Gilles Tavergeux

Personal information
- Full name: Gilles Tavergeux
- Date of birth: 1958 or 1959 (age 66–67)
- Place of birth: Nouméa, New Caledonia
- Position: Goalkeeper

Youth career
- ES Nouméa

Senior career*
- Years: Team / Apps / (Gls)
- 1978: AS Lössi
- AS Pirae
- 1982–1999: CA Saint-Louis

International career
- 1981–????: New Caledonia / 1+ / (0+)

= Gilles Tavergeux =

New Caledonian footballer (born 1958 or 1959)

Gilles Tavergeux (born 1958 or 1959) is a New Caledonian football administrator and former footballer who played as a goalkeeper. He served as the president of the New Caledonian Football Federation between 2020 and 2025.

In 2022, the IFFHS included Tavergeux in their men's all-time New Caledonia dream team.

==Football career==
Tavergeux started playing football as a midfielder at ES Nouméa. He became a goalkeeper at AS Lössi, after the team's goalkeeper got injured. He eventually started military service in mainland France, before being moved to Tahiti, where he played for AS Pirae. In 1982, he joined CA Saint-Louis, where he won the 1997 Coupe de Calédonie against FC Gaitcha, scoring the winning penalty in the shootout. He played at Saint-Louis until 1999, when he left to help create AS Mont-Dore.

Tavergeux also played for the New Caledonia national team in 1981, during a 1–0 loss to Tahiti at the 1981 South Pacific Mini Games, and became the national team's captain in 1982. While he was stationed in Tahiti, the Tahitian Football Federation wanted him to play for their national team, but he declined.

==Administrative career==
Tavergeux served as the vice-president of the New Caledonian Football Federation between 2007 and 2011, under president Claude Fournier. He was elected as the president of the federation on 2 November 2020, having previously ran in 2011 and 2016. At the time of the election, he was also the president of AS Mont-Dore. Prior to being elected, he had also served on the FIFA Referees Committee.

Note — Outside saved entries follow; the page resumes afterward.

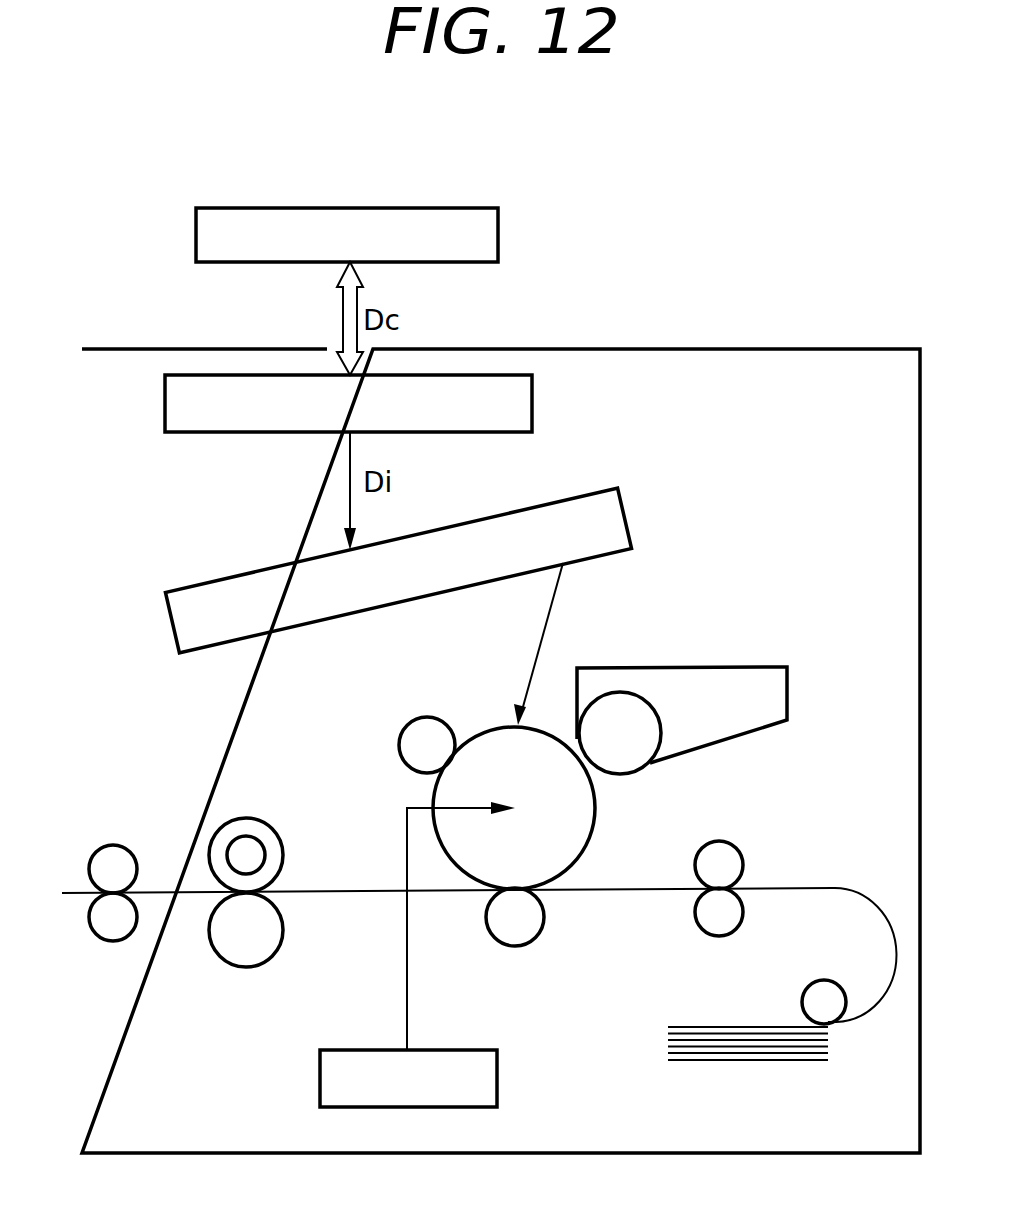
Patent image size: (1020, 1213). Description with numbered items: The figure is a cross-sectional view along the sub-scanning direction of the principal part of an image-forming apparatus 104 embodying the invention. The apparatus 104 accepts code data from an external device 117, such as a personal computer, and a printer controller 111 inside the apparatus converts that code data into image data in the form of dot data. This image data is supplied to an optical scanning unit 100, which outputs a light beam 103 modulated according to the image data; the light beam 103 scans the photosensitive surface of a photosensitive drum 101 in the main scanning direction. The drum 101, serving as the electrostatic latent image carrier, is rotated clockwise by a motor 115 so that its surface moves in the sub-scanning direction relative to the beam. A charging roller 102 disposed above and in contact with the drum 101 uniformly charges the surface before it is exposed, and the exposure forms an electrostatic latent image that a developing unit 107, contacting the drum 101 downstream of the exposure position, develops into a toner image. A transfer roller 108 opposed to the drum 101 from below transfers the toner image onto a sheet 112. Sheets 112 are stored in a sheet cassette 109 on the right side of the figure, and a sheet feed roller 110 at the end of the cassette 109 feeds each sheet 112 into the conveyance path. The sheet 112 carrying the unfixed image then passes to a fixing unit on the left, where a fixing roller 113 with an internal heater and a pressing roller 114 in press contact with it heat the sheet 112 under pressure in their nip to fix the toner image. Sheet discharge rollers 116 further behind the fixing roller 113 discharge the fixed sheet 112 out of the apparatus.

The optical scanning unit 100 is at (230, 577).
The photosensitive drum 101 is at (583, 827).
The charging roller 102 is at (418, 725).
The light beam 103 is at (547, 623).
The image-forming apparatus 104 is at (682, 349).
The developing unit 107 is at (713, 673).
The transfer roller 108 is at (535, 917).
The sheet cassette 109 is at (747, 1060).
The sheet feed roller 110 is at (828, 982).
The printer controller 111 is at (533, 404).
The sheet 112 is at (372, 890).
The fixing roller 113 is at (258, 828).
The pressing roller 114 is at (243, 957).
The motor 115 is at (452, 1048).
The sheet discharge rollers 116 is at (120, 855).
The external device 117 is at (462, 207).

On 18 July 2025, it was announced that Tavergeux had been suspended as president of the federation until November, following a vote of no confidence, with the decision having been made privately on 21 June. On 22 December 2025, he failed to get re-elected, losing to predecessor Steeve Laigle.

==Personal life==
Tavergeux grew up with six siblings. In 1982, he became a police officer in Nouméa, and climbed the ranks to become a police commander. He continued to work as a police officer while playing football.